しかし人気が出たのがいけなかった。いや、ポケモン人気自体は喜ばしいのだが、アニメの主人公であるサトシを交代させずに続けてしまったのはいけなかった。
アニメが続く限り、サトシ少年は旅を続けざるを得ない。旅の目標であるはずのポケモンマスターには決してなれない。図鑑をどれだけ埋めても、ピカチュウのレベルが999を超えても、アニメが最終回を迎えない限りは永遠に。

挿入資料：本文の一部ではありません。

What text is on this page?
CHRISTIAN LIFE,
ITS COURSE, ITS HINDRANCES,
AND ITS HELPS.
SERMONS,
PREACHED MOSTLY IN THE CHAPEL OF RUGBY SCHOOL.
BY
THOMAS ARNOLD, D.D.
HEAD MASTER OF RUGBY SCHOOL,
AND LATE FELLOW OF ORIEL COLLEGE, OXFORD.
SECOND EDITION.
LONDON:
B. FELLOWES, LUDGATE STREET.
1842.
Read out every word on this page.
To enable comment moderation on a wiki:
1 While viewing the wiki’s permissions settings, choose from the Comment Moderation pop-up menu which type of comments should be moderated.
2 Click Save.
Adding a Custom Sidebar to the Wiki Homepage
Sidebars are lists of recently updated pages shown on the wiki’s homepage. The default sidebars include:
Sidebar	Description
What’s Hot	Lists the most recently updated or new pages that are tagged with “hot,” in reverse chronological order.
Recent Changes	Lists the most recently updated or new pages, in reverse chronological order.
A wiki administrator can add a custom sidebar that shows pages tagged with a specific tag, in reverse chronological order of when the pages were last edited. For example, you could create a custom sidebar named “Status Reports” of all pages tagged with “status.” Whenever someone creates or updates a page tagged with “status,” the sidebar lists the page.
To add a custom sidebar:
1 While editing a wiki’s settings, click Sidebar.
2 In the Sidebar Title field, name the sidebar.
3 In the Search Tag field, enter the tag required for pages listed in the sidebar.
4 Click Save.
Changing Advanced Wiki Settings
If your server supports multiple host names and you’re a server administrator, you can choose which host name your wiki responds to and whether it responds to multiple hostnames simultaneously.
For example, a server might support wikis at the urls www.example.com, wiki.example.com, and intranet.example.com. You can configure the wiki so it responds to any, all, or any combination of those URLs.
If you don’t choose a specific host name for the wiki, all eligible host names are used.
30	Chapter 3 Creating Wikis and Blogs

♪ユメはいつかホントになるって だれかが歌っていたけど
つぼみがいつか花ひらくようにユメはかなうもの
あの、サトシ君の夢の蕾はいつ開くんですか。15年追っても叶わない夢はあるという世知辛い現実を子供に教えるアニメなんですか。そうじゃないのなら夢を叶えさせてあげて? ポケモンマスターになっちゃったらお話も終わってしまうのは分かるけど、じゃあ終われよ、終わらせてやれよ!
マスコットキャラクターの「ピカチュウ」が降板出来ないのは分かる。だが、原作ゲームには自分のポケモンを他人に受け渡す「交換」という要素もある。ポケモンマスターになったサトシが、冒険を続けたい、まだ見ぬ強敵と戦いたいというピカチュウを新人トレーナーに託す──そういう筋書きにも出来たはずなのだ。

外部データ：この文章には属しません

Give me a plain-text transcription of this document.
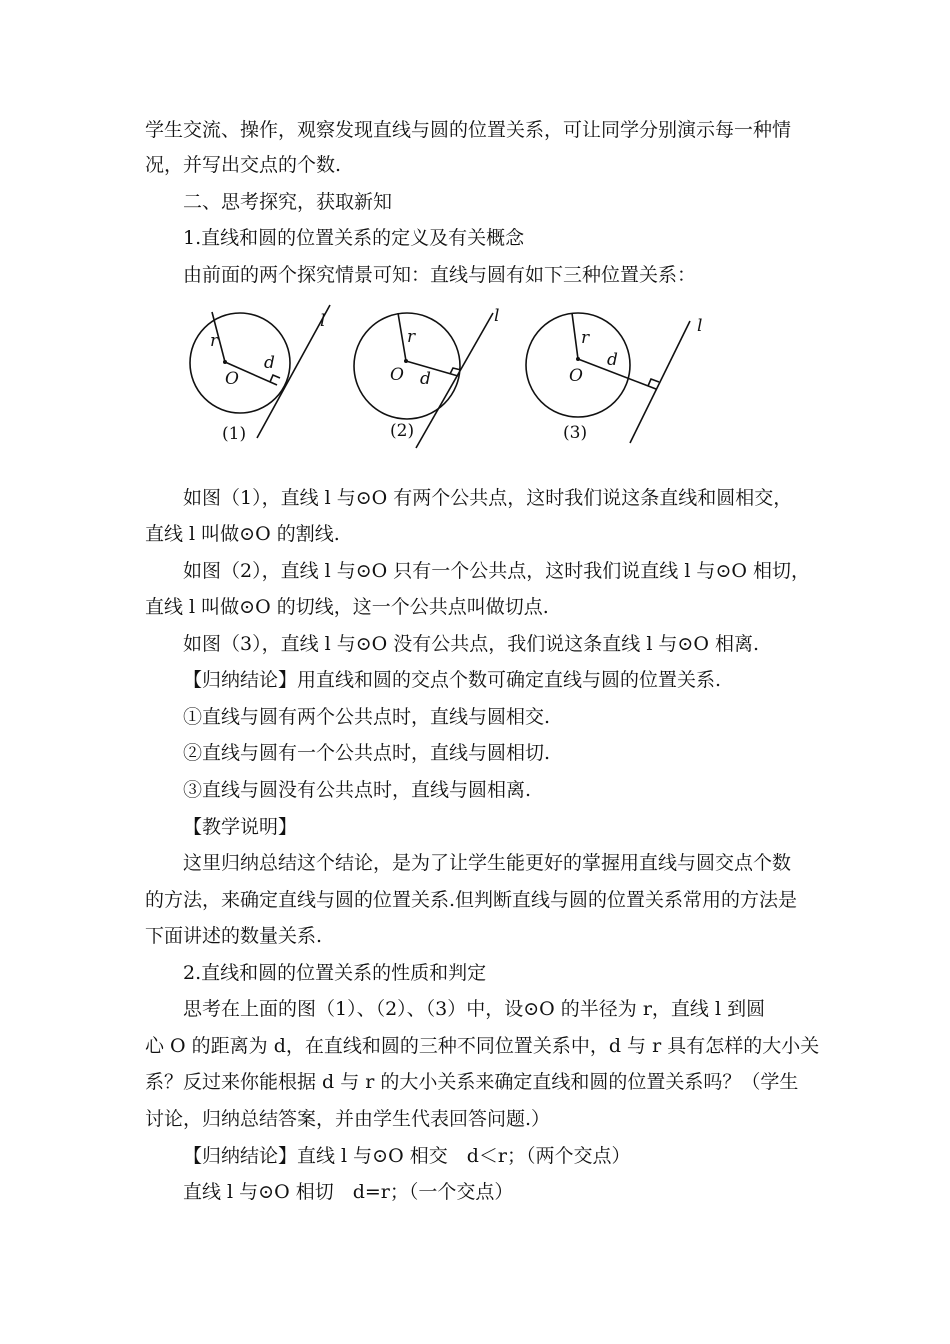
学生交流、操作，观察发现直线与圆的位置关系，可让同学分别演示每一种情
况，并写出交点的个数.
二、思考探究，获取新知
1.直线和圆的位置关系的定义及有关概念
由前面的两个探究情景可知：直线与圆有如下三种位置关系：
l
r
d
O
l
r
d
O
l
r
d
O
(1)	(2)	(3)
如图（1），直线 l 与⊙O 有两个公共点，这时我们说这条直线和圆相交，
直线 l 叫做⊙O 的割线.
如图（2），直线 l 与⊙O 只有一个公共点，这时我们说直线 l 与⊙O 相切，
直线 l 叫做⊙O 的切线，这一个公共点叫做切点.
如图（3），直线 l 与⊙O 没有公共点，我们说这条直线 l 与⊙O 相离.
【归纳结论】用直线和圆的交点个数可确定直线与圆的位置关系.
①直线与圆有两个公共点时，直线与圆相交.
②直线与圆有一个公共点时，直线与圆相切.
③直线与圆没有公共点时，直线与圆相离.
【教学说明】
这里归纳总结这个结论，是为了让学生能更好的掌握用直线与圆交点个数
的方法，来确定直线与圆的位置关系.但判断直线与圆的位置关系常用的方法是
下面讲述的数量关系.
2.直线和圆的位置关系的性质和判定
思考在上面的图（1）、（2）、（3）中，设⊙O 的半径为 r，直线 l 到圆
心 O 的距离为 d，在直线和圆的三种不同位置关系中，d 与 r 具有怎样的大小关
系？反过来你能根据 d 与 r 的大小关系来确定直线和圆的位置关系吗？（学生
讨论，归纳总结答案，并由学生代表回答问题.）
【归纳结论】直线 l 与⊙O 相交　d＜r；（两个交点）
直线 l 与⊙O 相切　d=r；（一个交点）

ポケモンBWは一つの転機だったと思う。ゲーム発売の際には最初のパートナー以外のポケモンの情報は伏せられていた。アニメのオープニングでは全てのポケモンがシルエットとして描かれ、本編に登場したものから順次色を着けて見せるという仕掛けがあった。旅の仲間もデントとアイリスというゲーム中のジムリーダーとなり、それぞれ人種にも配慮したのかなぁ……という意味でも好感が持てた。
そこまでやっておいて、何故サトシだけ交代させてあげなかったんだろうか。
絶対に叶わない夢を追い続け、成長を止めてしまった主人公を見ているのは、正直辛い。切実に、早めに、終わってあげて欲しいアニメである。